Tarmed

The Tarmed (derived from collective médical, French for doctors tariff) is the tariff for outpatient medical services in Switzerland. The agreement between the FMH and santésuisse comprises a main document with eight annexes and a supplemental agreement.

The Tarmed applies to all outpatient medical treatments in doctors' offices and hospitals. It does not apply to services in the field of dentistry, laboratory analyzes, physical and occupational therapy, speech therapy, nutrition counseling, stoma and midwifery services, services of chiropractors and services of care and hospitality. Moreover, prices indications and dosage forms and quantities of medicines and materials, tools ( MiGel ), implants and consumable materials are not regulated in Tarmed.
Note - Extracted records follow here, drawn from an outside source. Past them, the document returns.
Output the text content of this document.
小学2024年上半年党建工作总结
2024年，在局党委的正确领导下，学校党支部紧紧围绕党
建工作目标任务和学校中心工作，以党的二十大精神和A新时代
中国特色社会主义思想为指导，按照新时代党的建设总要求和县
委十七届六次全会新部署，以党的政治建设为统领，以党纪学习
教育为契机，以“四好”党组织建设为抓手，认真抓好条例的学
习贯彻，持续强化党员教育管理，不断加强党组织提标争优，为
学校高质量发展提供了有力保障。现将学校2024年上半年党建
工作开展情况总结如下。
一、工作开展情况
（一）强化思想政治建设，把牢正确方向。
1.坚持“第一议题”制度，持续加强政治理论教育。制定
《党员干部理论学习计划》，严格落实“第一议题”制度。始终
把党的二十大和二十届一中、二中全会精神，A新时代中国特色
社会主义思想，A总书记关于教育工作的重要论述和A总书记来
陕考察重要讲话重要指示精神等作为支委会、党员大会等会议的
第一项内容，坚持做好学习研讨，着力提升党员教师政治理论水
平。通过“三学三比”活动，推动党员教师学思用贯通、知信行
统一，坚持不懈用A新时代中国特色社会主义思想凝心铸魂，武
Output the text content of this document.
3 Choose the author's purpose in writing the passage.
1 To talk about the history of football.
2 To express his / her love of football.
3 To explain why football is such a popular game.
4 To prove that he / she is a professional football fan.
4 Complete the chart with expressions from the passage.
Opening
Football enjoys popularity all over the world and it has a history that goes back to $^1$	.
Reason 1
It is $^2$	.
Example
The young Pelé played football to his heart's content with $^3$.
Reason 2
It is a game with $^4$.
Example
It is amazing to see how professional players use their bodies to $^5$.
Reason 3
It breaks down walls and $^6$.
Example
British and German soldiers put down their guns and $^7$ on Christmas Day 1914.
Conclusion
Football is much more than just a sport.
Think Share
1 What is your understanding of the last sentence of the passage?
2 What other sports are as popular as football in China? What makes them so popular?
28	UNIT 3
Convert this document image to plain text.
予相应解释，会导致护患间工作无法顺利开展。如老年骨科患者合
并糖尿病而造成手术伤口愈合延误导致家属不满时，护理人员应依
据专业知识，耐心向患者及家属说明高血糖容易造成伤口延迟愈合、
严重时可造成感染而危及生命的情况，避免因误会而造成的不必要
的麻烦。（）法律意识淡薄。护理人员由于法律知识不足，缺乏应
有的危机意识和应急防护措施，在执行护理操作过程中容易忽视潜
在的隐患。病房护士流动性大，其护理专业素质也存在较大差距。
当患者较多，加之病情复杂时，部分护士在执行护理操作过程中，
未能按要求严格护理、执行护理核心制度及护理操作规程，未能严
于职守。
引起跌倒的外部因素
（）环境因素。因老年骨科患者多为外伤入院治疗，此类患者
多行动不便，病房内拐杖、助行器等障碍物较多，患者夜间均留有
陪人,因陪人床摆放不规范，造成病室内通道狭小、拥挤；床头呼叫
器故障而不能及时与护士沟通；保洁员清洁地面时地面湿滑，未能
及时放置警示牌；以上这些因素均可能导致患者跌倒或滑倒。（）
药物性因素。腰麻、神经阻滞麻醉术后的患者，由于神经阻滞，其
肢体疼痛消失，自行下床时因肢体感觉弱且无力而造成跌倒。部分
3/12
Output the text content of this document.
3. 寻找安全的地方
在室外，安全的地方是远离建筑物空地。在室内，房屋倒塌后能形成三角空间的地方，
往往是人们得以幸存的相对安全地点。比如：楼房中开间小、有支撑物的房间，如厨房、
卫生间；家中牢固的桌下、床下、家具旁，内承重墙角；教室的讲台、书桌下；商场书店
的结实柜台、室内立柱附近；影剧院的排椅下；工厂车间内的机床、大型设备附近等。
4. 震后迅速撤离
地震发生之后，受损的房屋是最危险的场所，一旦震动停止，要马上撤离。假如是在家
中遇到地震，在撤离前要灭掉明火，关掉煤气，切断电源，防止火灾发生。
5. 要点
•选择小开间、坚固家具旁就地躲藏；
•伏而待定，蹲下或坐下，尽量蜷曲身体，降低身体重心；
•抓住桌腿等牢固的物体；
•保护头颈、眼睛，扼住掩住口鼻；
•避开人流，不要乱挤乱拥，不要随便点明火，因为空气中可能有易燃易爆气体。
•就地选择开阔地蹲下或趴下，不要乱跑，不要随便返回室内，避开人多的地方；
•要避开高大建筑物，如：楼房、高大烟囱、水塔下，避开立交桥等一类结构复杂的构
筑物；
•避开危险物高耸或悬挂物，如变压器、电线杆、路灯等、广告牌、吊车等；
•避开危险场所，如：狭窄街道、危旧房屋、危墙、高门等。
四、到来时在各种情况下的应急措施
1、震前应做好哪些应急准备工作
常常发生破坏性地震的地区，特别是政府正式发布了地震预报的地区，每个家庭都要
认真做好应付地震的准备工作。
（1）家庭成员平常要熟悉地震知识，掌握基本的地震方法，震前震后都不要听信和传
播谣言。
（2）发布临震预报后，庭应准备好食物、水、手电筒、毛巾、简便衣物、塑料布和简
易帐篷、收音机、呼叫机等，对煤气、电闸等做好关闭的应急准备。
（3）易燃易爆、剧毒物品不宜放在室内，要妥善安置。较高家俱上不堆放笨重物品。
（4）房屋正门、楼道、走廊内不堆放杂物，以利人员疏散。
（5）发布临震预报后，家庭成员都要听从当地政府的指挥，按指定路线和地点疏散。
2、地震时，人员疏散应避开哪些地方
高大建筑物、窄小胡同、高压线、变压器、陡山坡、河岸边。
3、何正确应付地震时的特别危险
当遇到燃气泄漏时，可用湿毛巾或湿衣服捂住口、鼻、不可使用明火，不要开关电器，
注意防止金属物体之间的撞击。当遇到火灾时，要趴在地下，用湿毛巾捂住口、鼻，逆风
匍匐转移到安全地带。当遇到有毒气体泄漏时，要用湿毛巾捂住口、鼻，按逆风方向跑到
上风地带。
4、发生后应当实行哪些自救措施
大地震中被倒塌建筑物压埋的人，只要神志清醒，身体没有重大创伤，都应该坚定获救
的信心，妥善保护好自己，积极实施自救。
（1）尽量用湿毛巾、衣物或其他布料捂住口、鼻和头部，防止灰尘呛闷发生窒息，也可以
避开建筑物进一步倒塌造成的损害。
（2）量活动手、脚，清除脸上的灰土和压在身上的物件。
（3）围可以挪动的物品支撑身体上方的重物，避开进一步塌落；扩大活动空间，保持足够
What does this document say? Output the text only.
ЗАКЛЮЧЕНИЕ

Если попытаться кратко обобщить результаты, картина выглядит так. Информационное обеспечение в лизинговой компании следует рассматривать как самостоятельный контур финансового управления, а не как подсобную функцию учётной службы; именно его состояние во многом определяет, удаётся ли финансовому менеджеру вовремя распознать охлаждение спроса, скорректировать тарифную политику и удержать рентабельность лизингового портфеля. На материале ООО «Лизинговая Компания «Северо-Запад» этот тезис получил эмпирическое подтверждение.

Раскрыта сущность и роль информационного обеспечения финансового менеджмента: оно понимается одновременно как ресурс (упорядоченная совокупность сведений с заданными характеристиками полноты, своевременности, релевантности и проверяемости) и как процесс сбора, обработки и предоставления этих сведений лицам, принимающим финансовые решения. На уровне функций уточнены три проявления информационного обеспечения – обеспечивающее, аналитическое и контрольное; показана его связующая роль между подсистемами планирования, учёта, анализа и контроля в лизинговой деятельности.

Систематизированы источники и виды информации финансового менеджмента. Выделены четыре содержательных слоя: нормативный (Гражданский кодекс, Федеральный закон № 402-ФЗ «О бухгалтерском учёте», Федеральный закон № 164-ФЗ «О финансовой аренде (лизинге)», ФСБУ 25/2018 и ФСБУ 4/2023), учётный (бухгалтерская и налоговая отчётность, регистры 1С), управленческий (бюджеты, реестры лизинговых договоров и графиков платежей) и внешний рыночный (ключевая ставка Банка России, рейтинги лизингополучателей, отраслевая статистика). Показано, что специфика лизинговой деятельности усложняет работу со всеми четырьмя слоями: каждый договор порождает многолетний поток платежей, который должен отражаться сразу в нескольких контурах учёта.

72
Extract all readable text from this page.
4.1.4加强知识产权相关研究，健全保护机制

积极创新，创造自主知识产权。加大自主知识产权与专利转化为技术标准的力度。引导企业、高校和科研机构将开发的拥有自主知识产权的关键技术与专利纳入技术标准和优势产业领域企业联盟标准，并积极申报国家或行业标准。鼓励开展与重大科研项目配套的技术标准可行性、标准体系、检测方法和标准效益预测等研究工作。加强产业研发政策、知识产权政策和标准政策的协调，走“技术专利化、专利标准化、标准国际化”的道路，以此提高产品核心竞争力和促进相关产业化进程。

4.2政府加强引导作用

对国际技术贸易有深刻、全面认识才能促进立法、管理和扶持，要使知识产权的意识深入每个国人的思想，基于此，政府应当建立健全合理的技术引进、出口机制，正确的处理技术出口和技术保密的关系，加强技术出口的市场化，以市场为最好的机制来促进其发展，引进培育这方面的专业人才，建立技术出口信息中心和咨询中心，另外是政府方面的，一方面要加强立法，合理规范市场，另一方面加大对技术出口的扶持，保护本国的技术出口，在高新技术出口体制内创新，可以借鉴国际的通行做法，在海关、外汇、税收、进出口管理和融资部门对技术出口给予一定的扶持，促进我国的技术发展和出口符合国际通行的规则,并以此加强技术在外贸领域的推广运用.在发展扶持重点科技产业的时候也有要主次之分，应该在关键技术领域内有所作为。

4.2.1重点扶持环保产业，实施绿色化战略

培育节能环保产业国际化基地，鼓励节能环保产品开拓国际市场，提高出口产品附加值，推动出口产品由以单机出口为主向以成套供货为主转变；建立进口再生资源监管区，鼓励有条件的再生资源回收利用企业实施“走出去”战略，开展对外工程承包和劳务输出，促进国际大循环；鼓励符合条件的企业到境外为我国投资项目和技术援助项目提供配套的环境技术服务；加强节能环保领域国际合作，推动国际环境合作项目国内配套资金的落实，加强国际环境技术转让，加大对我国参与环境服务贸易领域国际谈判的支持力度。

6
In Tarmed framework contract has been agreed that all invoices should be submitted electronically to payers by the service provider within two years. For the transition period a uniform billing form has been set, its use and compliance is mandatory since 1 October 2004. The invoice forms are numerous insurers electronically read by means of scanning and OCR text recognition.

The electronic invoices (also called e - billing ) are transmitted in XML format, be defined by its form and content set up by the collective bargaining forum data exchange.

Criticism

About the savings thanks to the electronic invoice submission, opinions differ; Numbers between CHF 20 million to 200 million. / Year will be passed around. However, the introduction be sluggish on both sides of the service providers (doctors, hospitals, laboratories, etc. ) as well as on the part of payers ( health insurance and insurance companies) because of numerous problems.

Other criticisms are that some common services provided were forgotten (such as urgent consultations ), and that the tariff which primary care is still much worse than specialists (although the reverse was originally intended).

In 2004, the santésuisse the Big Brother Award for the enforcement of Tarmed.